Avez-vous, comme elle, oublié de grandir ?
Peut-être mais cela, surtout, me permet de l’incarner ! La seule chose importante, ici, c’est d’avoir de l’empathie pour elle.
Clara Haskil a vécu de nombreux drames dans sa vie. Et parmi eux, un, qui lui fût insurmontable, c’est le trac.
Oui, elle en a été paralysée pendant de nombreuses années. Le plus beau cadeau que je puisse lui faire, c’est de justement, essayer de ne pas en avoir avant d’aller en scène. Pour elle.
Vous n’avez jamais connu le trac ?
En tout cas, je ne joue plus jamais en pensant que l’on va me juger. D’où que viennent les remarques. Je ne lis absolument aucune critique par exemple, même si elles sont bonnes.
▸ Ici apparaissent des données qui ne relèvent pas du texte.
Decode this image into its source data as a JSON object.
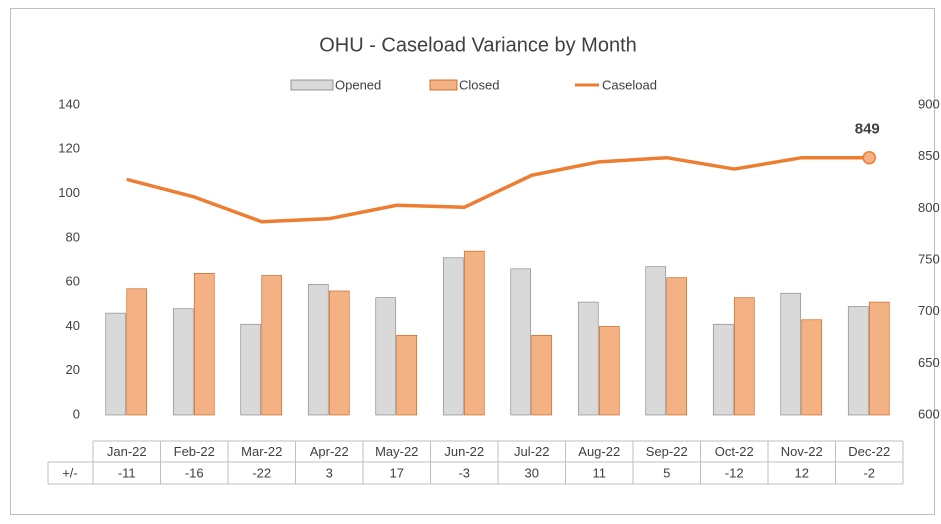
{
  "chart_data": {
    "type": "bar_line_table",
    "title": "OHU - Caseload Variance by Month",
    "categories": [
      "Jan-22",
      "Feb-22",
      "Mar-22",
      "Apr-22",
      "May-22",
      "Jun-22",
      "Jul-22",
      "Aug-22",
      "Sep-22",
      "Oct-22",
      "Nov-22",
      "Dec-22"
    ],
    "series": [
      {
        "name": "Opened",
        "type": "bar",
        "color": "#d9d9d9",
        "values": [
          46,
          48,
          41,
          59,
          53,
          71,
          66,
          51,
          67,
          41,
          55,
          49
        ]
      },
      {
        "name": "Closed",
        "type": "bar",
        "color": "#f4b183",
        "values": [
          57,
          64,
          63,
          56,
          36,
          74,
          36,
          40,
          62,
          53,
          43,
          51
        ]
      },
      {
        "name": "Caseload",
        "type": "line",
        "axis": "y2",
        "color": "#ed7d31",
        "values": [
          828,
          811,
          787,
          790,
          803,
          801,
          832,
          845,
          849,
          838,
          849,
          849
        ]
      }
    ],
    "ylim": [
      0,
      140
    ],
    "yticks": [
      0,
      20,
      40,
      60,
      80,
      100,
      120,
      140
    ],
    "y2lim": [
      600,
      900
    ],
    "y2ticks": [
      600,
      650,
      700,
      750,
      800,
      850,
      900
    ],
    "table_row": {
      "label": "+/-",
      "values": [
        "-11",
        "-16",
        "-22",
        "3",
        "17",
        "-3",
        "30",
        "11",
        "5",
        "-12",
        "12",
        "-2"
      ]
    },
    "legend": "top",
    "grid": false
  }
}
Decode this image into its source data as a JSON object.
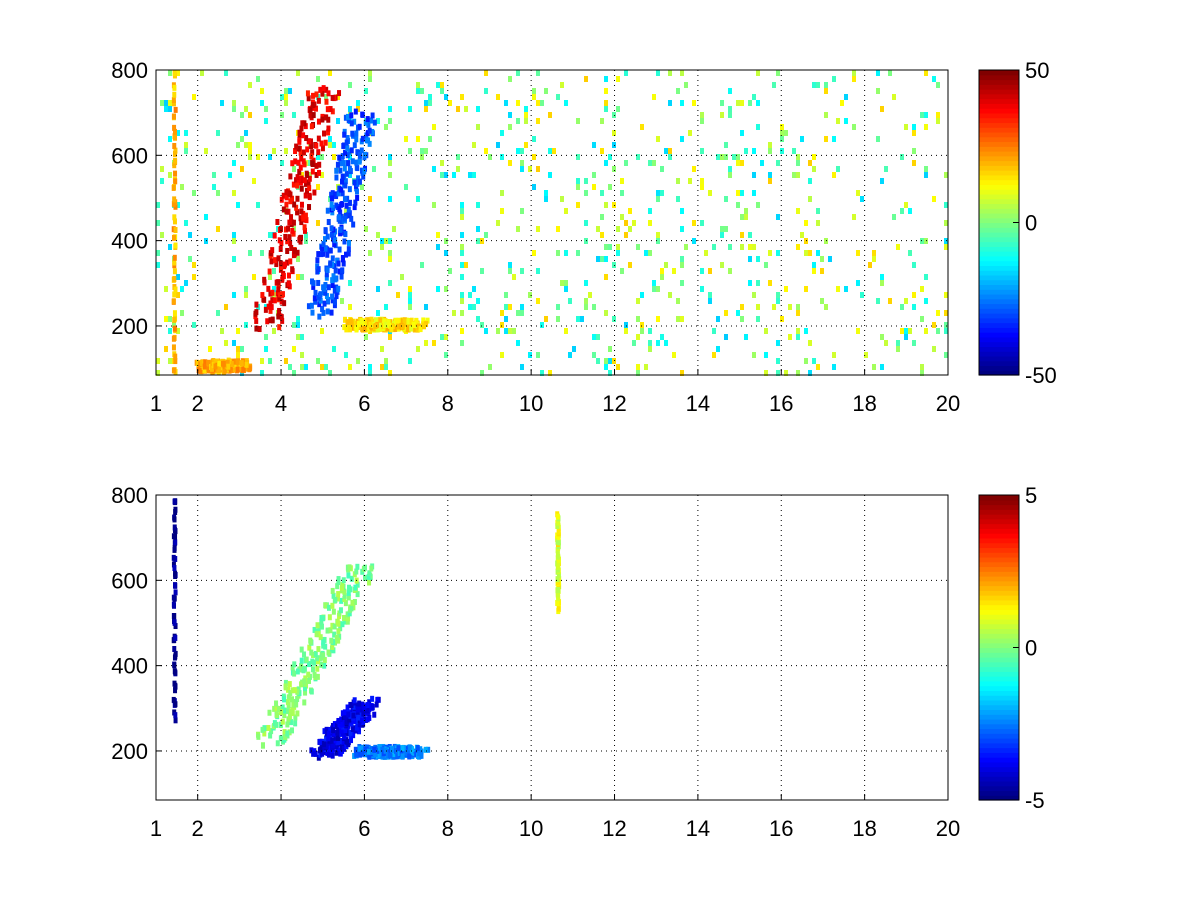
{
  "figure": {
    "background": "#ffffff"
  },
  "chart_data": [
    {
      "type": "heatmap",
      "title": "",
      "xlabel": "",
      "ylabel": "",
      "xlim": [
        1,
        20
      ],
      "ylim": [
        85,
        800
      ],
      "x_ticks": [
        1,
        2,
        4,
        6,
        8,
        10,
        12,
        14,
        16,
        18,
        20
      ],
      "y_ticks": [
        200,
        400,
        600,
        800
      ],
      "grid": true,
      "colorbar": {
        "range": [
          -50,
          50
        ],
        "ticks": [
          -50,
          0,
          50
        ],
        "colormap": "jet"
      },
      "features": [
        {
          "label": "diagonal positive ridge",
          "x_start": 3.6,
          "y_start": 210,
          "x_end": 5.0,
          "y_end": 760,
          "value": 40
        },
        {
          "label": "negative band",
          "x_start": 4.9,
          "y_start": 240,
          "x_end": 5.9,
          "y_end": 700,
          "value": -30
        },
        {
          "label": "horizontal band",
          "x_start": 5.8,
          "y_start": 210,
          "x_end": 7.2,
          "y_end": 210,
          "value": 15
        },
        {
          "label": "low-frequency streak",
          "x_start": 2.2,
          "y_start": 110,
          "x_end": 2.9,
          "y_end": 115,
          "value": 20
        },
        {
          "label": "vertical line",
          "x_start": 1.4,
          "y_start": 85,
          "x_end": 1.4,
          "y_end": 800,
          "value": 20
        }
      ]
    },
    {
      "type": "heatmap",
      "title": "",
      "xlabel": "",
      "ylabel": "",
      "xlim": [
        1,
        20
      ],
      "ylim": [
        85,
        800
      ],
      "x_ticks": [
        1,
        2,
        4,
        6,
        8,
        10,
        12,
        14,
        16,
        18,
        20
      ],
      "y_ticks": [
        200,
        400,
        600,
        800
      ],
      "grid": true,
      "colorbar": {
        "range": [
          -5,
          5
        ],
        "ticks": [
          -5,
          0,
          5
        ],
        "colormap": "jet"
      },
      "features": [
        {
          "label": "diffuse patch",
          "x_start": 3.7,
          "y_start": 230,
          "x_end": 5.9,
          "y_end": 640,
          "value": 0
        },
        {
          "label": "negative blob",
          "x_start": 5.0,
          "y_start": 200,
          "x_end": 6.0,
          "y_end": 320,
          "value": -4
        },
        {
          "label": "horizontal band",
          "x_start": 6.0,
          "y_start": 205,
          "x_end": 7.2,
          "y_end": 205,
          "value": -2.5
        },
        {
          "label": "vertical line",
          "x_start": 1.4,
          "y_start": 285,
          "x_end": 1.4,
          "y_end": 800,
          "value": -5
        },
        {
          "label": "vertical line",
          "x_start": 10.6,
          "y_start": 540,
          "x_end": 10.6,
          "y_end": 760,
          "value": 1
        }
      ]
    }
  ]
}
Je me refuse à jouer avec la peur, et avec le temps, j’ai appris le lâcher-prise. J’ouvre les vannes en grand, sans avoir besoin de les refermer parce que j’ai appris à les gérer. Ici, seule en scène, j’ai une liberté sans fin, mais dans le fond, je suis un cheval fou qui a besoin de cadre. Et le théâtre est aussi fait de cadre.
Comment jongle-t-on avec les horaires et la vie lorsqu’on a quatre enfants et un métier comme le vôtre ?
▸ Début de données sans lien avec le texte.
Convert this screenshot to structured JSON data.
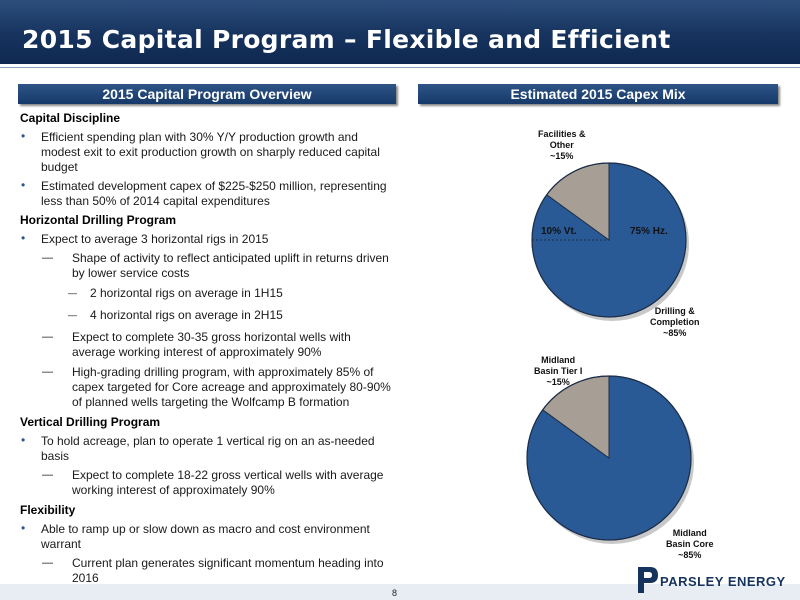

Vous savez, je viens d’une génération de femmes qui se sont beaucoup soumises à leur famille. Ma grand-mère, immigrée italienne, n’a jamais fait d’études. Ma mère s’est beaucoup donnée à ses enfants. Et moi, j’ai compris, grâce à elles, que je ne me sacrifierai pas. Je me devais de briser les chaînes, je l’ai fait, et j’exhorte mes filles à le faire aussi.
Avez-vous souffert, lorsque vous étiez top model, du regard des hommes sur vous ?
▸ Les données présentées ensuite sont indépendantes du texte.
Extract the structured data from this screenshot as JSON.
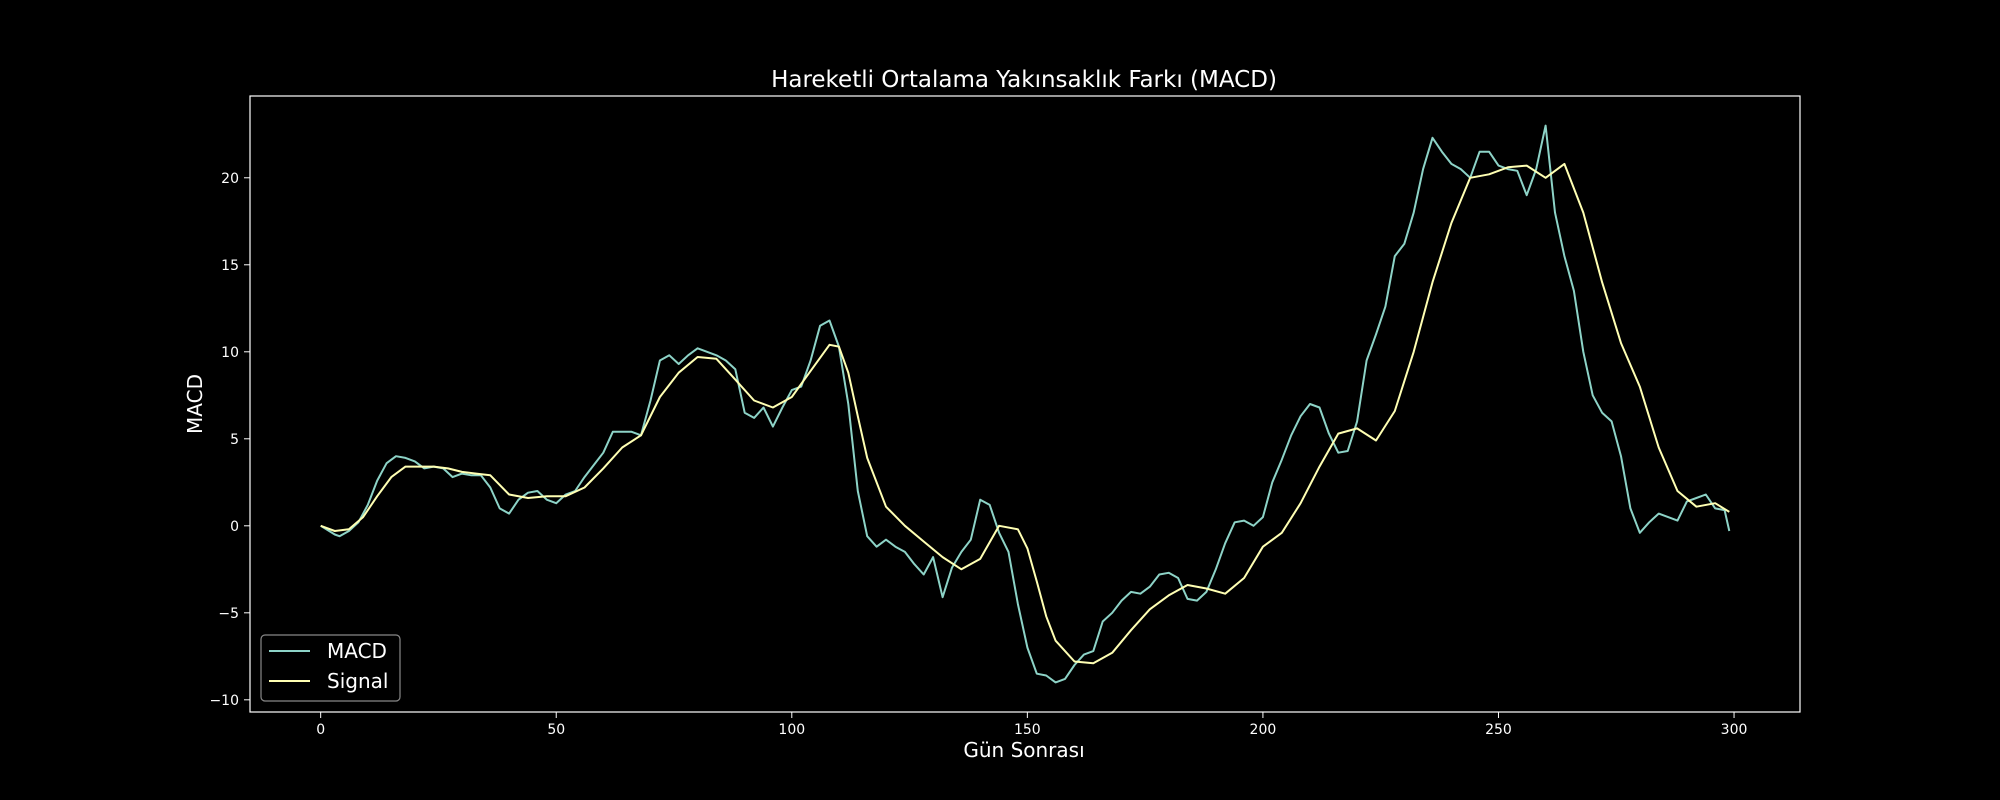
{
  "chart_data": {
    "type": "line",
    "title": "Hareketli Ortalama Yakınsaklık Farkı (MACD)",
    "xlabel": "Gün Sonrası",
    "ylabel": "MACD",
    "xlim": [
      -15,
      314
    ],
    "ylim": [
      -10.7,
      24.7
    ],
    "xticks": [
      0,
      50,
      100,
      150,
      200,
      250,
      300
    ],
    "yticks": [
      -10,
      -5,
      0,
      5,
      10,
      15,
      20
    ],
    "legend": "lower-left",
    "colors": {
      "background": "#000000",
      "axes": "#ffffff",
      "macd": "#8dd3c7",
      "signal": "#ffffb3"
    },
    "series": [
      {
        "name": "MACD",
        "x": [
          0,
          3,
          4,
          6,
          8,
          10,
          12,
          14,
          16,
          18,
          20,
          22,
          24,
          26,
          28,
          30,
          32,
          34,
          36,
          38,
          40,
          42,
          44,
          46,
          48,
          50,
          52,
          54,
          56,
          58,
          60,
          62,
          64,
          66,
          68,
          70,
          72,
          74,
          76,
          78,
          80,
          82,
          84,
          86,
          88,
          90,
          92,
          94,
          96,
          98,
          100,
          102,
          104,
          106,
          108,
          110,
          112,
          114,
          116,
          118,
          120,
          122,
          124,
          126,
          128,
          130,
          132,
          134,
          136,
          138,
          140,
          142,
          144,
          146,
          148,
          150,
          152,
          154,
          156,
          158,
          160,
          162,
          164,
          166,
          168,
          170,
          172,
          174,
          176,
          178,
          180,
          182,
          184,
          186,
          188,
          190,
          192,
          194,
          196,
          198,
          200,
          202,
          204,
          206,
          208,
          210,
          212,
          214,
          216,
          218,
          220,
          222,
          224,
          226,
          228,
          230,
          232,
          234,
          236,
          238,
          240,
          242,
          244,
          246,
          248,
          250,
          252,
          254,
          256,
          258,
          260,
          262,
          264,
          266,
          268,
          270,
          272,
          274,
          276,
          278,
          280,
          282,
          284,
          286,
          288,
          290,
          292,
          294,
          296,
          298,
          299
        ],
        "values": [
          0,
          -0.5,
          -0.6,
          -0.3,
          0.2,
          1.2,
          2.6,
          3.6,
          4.0,
          3.9,
          3.7,
          3.3,
          3.4,
          3.3,
          2.8,
          3.0,
          2.9,
          2.9,
          2.2,
          1.0,
          0.7,
          1.5,
          1.9,
          2.0,
          1.5,
          1.3,
          1.8,
          2.0,
          2.8,
          3.5,
          4.2,
          5.4,
          5.4,
          5.4,
          5.2,
          7.2,
          9.5,
          9.8,
          9.3,
          9.8,
          10.2,
          10.0,
          9.8,
          9.5,
          9.0,
          6.5,
          6.2,
          6.8,
          5.7,
          6.8,
          7.8,
          8.0,
          9.5,
          11.5,
          11.8,
          10.3,
          7.0,
          2.0,
          -0.6,
          -1.2,
          -0.8,
          -1.2,
          -1.5,
          -2.2,
          -2.8,
          -1.8,
          -4.1,
          -2.4,
          -1.5,
          -0.8,
          1.5,
          1.2,
          -0.4,
          -1.5,
          -4.5,
          -7.0,
          -8.5,
          -8.6,
          -9.0,
          -8.8,
          -8.0,
          -7.4,
          -7.2,
          -5.5,
          -5.0,
          -4.3,
          -3.8,
          -3.9,
          -3.5,
          -2.8,
          -2.7,
          -3.0,
          -4.2,
          -4.3,
          -3.8,
          -2.5,
          -1.0,
          0.2,
          0.3,
          0.0,
          0.5,
          2.5,
          3.8,
          5.2,
          6.3,
          7.0,
          6.8,
          5.3,
          4.2,
          4.3,
          6.0,
          9.5,
          11.0,
          12.6,
          15.5,
          16.2,
          18.0,
          20.5,
          22.3,
          21.5,
          20.8,
          20.5,
          20.0,
          21.5,
          21.5,
          20.7,
          20.5,
          20.4,
          19.0,
          20.5,
          23.0,
          18.0,
          15.5,
          13.5,
          10.0,
          7.5,
          6.5,
          6.0,
          4.0,
          1.0,
          -0.4,
          0.2,
          0.7,
          0.5,
          0.3,
          1.4,
          1.6,
          1.8,
          1.0,
          0.9,
          -0.3
        ]
      },
      {
        "name": "Signal",
        "x": [
          0,
          3,
          6,
          9,
          12,
          15,
          18,
          21,
          24,
          27,
          30,
          33,
          36,
          40,
          44,
          48,
          52,
          56,
          60,
          64,
          68,
          72,
          76,
          80,
          84,
          88,
          92,
          96,
          100,
          104,
          108,
          110,
          112,
          114,
          116,
          120,
          124,
          128,
          132,
          136,
          140,
          144,
          148,
          150,
          152,
          154,
          156,
          160,
          164,
          168,
          172,
          176,
          180,
          184,
          188,
          192,
          196,
          200,
          204,
          208,
          212,
          216,
          220,
          224,
          228,
          232,
          236,
          240,
          244,
          248,
          252,
          256,
          260,
          264,
          268,
          272,
          276,
          280,
          284,
          288,
          292,
          296,
          299
        ],
        "values": [
          0,
          -0.3,
          -0.2,
          0.5,
          1.7,
          2.8,
          3.4,
          3.4,
          3.4,
          3.3,
          3.1,
          3.0,
          2.9,
          1.8,
          1.6,
          1.7,
          1.7,
          2.2,
          3.3,
          4.5,
          5.2,
          7.4,
          8.8,
          9.7,
          9.6,
          8.4,
          7.2,
          6.8,
          7.4,
          8.9,
          10.4,
          10.3,
          8.8,
          6.3,
          3.9,
          1.1,
          0.0,
          -0.9,
          -1.8,
          -2.5,
          -1.9,
          0.0,
          -0.2,
          -1.3,
          -3.2,
          -5.2,
          -6.6,
          -7.8,
          -7.9,
          -7.3,
          -6.0,
          -4.8,
          -4.0,
          -3.4,
          -3.6,
          -3.9,
          -3.0,
          -1.2,
          -0.4,
          1.3,
          3.4,
          5.3,
          5.6,
          4.9,
          6.6,
          10.0,
          14.0,
          17.4,
          20.0,
          20.2,
          20.6,
          20.7,
          20.0,
          20.8,
          18.0,
          14.0,
          10.5,
          8.0,
          4.5,
          2.0,
          1.1,
          1.3,
          0.8
        ]
      }
    ]
  }
}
J’ai eu une chance énorme : celle d’avoir les armes pour me défendre, si d’aventure on voulait aller trop loin avec moi. J’ai été suffisamment solide pour développer une sorte d’instinct de survie.
Les femmes aujourd’hui, dans la mode et dans le cinéma, ont-elles réussi à reconquérir leur place ?
Le mouvement #metoo me touche énormément. Car on voit bien, maintenant, que les choses ont changé. La terre a tremblé avec ces femmes courageuses qui ont dénoncé l’insupportable. Le monde bouge, il ne sera plus jamais comme avant sur bien des points, et tant mieux. C’est en cela qu’il ne faut pas voir le monde en noir. L’important, c’est ce qui se fait et pas seulement ce que l’on subit.